M. Turp avait demandé à la Cour d'appel de réévaluer le dossier puisque, selon lui, le Canada n'avait pas analysé les risques pour les civils avant d'accorder des licences d'exportation pour la vente de véhicules militaires à l'Arabie saoudite. En janvier 2017, le constitutionnaliste avait été débouté une première fois en Cour fédérale alors que celle-ci avait estimé que le ministre Dion avait respecté les obligations prévues par la législation canadienne.

Or, en août 2017, Radio-Canada avait obtenu une vidéo montrant les forces de sécurité de l'Arabie saoudite, un pays à majorité sunnite, déployer des blindés canadiens dans le cadre d'une opération contre des militants de la minorité chiite (les sunnites et les chiites sont deux communautés musulmanes qui peinent à cohabiter). Cette vidéo faisait suite à une révélation du Globe and Mail selon laquelle l'Arabie saoudite se servait de blindés canadiens pour violer les droits de l'homme contre des militants de la minorité chiite.

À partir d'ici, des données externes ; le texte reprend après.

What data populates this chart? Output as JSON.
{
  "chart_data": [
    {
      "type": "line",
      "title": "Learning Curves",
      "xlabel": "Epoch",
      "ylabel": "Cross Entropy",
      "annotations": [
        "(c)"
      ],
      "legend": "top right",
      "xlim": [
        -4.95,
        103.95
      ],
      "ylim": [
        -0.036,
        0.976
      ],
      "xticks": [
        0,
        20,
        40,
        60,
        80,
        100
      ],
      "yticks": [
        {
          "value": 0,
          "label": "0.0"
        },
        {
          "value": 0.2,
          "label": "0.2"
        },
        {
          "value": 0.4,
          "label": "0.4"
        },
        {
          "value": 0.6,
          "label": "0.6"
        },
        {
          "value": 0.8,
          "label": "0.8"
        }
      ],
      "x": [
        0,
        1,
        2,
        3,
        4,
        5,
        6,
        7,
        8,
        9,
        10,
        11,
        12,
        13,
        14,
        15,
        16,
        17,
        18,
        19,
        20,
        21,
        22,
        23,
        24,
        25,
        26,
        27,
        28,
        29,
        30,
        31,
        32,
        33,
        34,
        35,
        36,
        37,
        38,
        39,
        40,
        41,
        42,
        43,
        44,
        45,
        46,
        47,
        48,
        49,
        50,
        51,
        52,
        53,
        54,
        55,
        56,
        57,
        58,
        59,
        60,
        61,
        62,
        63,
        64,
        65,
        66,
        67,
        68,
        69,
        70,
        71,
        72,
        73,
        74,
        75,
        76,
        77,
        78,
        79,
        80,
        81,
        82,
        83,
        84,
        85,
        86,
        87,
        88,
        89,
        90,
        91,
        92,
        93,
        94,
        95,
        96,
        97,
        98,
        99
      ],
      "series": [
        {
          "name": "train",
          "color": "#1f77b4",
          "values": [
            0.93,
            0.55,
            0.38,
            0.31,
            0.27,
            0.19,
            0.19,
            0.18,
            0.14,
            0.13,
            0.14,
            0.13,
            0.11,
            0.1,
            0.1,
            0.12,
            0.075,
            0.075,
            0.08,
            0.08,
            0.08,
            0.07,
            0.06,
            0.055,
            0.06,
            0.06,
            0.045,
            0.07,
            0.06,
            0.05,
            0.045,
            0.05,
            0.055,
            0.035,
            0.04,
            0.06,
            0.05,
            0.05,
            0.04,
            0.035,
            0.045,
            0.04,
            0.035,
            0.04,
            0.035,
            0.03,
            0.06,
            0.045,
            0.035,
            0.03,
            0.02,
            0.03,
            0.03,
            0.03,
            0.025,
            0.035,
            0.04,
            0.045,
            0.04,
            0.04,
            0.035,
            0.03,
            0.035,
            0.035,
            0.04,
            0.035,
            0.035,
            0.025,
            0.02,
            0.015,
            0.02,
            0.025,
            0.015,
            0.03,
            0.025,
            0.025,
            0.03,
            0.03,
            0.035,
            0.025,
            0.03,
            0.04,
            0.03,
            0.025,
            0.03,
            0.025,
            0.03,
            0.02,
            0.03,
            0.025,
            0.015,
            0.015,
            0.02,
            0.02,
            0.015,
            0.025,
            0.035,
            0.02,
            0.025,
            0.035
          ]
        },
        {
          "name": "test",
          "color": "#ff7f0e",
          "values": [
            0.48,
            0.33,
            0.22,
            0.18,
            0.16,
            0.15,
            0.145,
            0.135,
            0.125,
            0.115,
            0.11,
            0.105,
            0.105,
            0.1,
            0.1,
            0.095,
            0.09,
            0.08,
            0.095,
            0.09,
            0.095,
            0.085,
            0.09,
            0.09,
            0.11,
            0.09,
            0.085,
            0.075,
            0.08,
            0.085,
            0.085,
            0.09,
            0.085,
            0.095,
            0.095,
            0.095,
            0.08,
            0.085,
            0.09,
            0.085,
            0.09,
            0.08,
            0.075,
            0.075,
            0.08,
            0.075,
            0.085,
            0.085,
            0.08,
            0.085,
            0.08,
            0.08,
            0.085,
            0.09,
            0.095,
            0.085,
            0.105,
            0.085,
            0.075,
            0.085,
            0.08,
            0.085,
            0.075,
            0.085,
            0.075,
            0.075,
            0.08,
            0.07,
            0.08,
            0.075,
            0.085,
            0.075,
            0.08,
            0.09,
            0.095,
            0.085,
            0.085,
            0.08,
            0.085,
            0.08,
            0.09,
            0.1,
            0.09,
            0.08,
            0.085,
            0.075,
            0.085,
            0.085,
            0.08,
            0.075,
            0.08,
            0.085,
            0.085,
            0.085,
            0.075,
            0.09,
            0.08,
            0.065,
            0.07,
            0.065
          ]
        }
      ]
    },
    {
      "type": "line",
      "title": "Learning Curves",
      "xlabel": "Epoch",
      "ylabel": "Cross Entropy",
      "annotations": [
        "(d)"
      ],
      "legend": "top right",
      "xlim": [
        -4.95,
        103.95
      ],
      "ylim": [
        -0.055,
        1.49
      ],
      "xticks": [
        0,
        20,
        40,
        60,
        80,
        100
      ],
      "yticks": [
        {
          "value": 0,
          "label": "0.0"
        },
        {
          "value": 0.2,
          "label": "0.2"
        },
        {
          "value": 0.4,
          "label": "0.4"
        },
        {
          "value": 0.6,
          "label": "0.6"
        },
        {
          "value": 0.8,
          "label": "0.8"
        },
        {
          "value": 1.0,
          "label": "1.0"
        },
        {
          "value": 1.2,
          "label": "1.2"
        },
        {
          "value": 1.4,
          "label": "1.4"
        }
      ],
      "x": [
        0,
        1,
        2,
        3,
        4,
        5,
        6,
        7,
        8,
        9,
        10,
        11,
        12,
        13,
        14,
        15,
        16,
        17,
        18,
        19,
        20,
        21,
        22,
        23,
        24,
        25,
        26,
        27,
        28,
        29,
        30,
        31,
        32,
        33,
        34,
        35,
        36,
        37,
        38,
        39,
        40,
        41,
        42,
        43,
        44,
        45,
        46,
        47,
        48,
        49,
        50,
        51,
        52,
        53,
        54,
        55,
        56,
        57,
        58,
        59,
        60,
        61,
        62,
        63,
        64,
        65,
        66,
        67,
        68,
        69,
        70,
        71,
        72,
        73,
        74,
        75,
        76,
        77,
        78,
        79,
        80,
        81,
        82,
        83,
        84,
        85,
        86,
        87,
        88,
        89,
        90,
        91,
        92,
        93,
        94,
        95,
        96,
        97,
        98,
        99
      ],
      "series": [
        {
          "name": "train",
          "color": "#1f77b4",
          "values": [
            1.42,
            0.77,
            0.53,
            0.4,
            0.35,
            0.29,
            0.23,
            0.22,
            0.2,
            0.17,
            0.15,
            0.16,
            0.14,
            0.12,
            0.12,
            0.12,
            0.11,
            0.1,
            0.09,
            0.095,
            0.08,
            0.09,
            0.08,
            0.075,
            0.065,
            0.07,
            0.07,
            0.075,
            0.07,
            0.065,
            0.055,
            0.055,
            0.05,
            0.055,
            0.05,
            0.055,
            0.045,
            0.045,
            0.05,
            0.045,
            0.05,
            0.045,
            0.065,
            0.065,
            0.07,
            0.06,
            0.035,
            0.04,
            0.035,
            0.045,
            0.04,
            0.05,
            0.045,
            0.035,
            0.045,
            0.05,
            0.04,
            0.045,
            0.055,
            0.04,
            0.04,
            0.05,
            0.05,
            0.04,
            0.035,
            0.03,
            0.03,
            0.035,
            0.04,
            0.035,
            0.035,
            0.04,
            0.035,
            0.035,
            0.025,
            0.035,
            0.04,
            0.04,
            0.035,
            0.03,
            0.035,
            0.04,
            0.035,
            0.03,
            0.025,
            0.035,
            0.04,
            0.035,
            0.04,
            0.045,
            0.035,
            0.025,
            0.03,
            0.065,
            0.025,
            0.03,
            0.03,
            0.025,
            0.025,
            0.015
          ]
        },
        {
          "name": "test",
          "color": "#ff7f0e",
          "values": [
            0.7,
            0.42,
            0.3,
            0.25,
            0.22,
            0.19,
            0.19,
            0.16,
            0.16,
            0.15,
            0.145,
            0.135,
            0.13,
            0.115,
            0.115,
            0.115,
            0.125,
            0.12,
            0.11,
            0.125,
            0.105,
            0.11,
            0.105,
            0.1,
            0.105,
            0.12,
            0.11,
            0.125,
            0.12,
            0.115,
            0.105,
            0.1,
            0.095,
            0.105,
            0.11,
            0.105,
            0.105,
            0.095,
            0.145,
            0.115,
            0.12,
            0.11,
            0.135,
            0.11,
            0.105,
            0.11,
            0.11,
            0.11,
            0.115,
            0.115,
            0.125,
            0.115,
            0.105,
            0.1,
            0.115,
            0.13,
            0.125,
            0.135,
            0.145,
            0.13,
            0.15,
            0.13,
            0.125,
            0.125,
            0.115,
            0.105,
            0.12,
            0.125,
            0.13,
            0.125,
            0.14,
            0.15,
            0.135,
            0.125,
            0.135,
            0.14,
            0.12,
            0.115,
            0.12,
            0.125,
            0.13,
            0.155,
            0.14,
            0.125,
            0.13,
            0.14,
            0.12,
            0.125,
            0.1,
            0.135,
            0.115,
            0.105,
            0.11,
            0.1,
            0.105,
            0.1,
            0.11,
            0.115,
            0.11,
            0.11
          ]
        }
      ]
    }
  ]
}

C'est à ce moment que M. Turp a demandé à la Cour d'appel de réévaluer le dossier, mais il s'était heurté à l'opposition d'Ottawa qui soutenait que sa démarche ne « présent[ait] aucune chance de succès, qu'elle [était] redondante et qu'elle constitu[ait] ultimement un abus de procédure ». En janvier dernier, un juge de la Cour fédérale avait toutefois donné raison à M. Turp et conclu que sa cause pouvait aller de l'avant.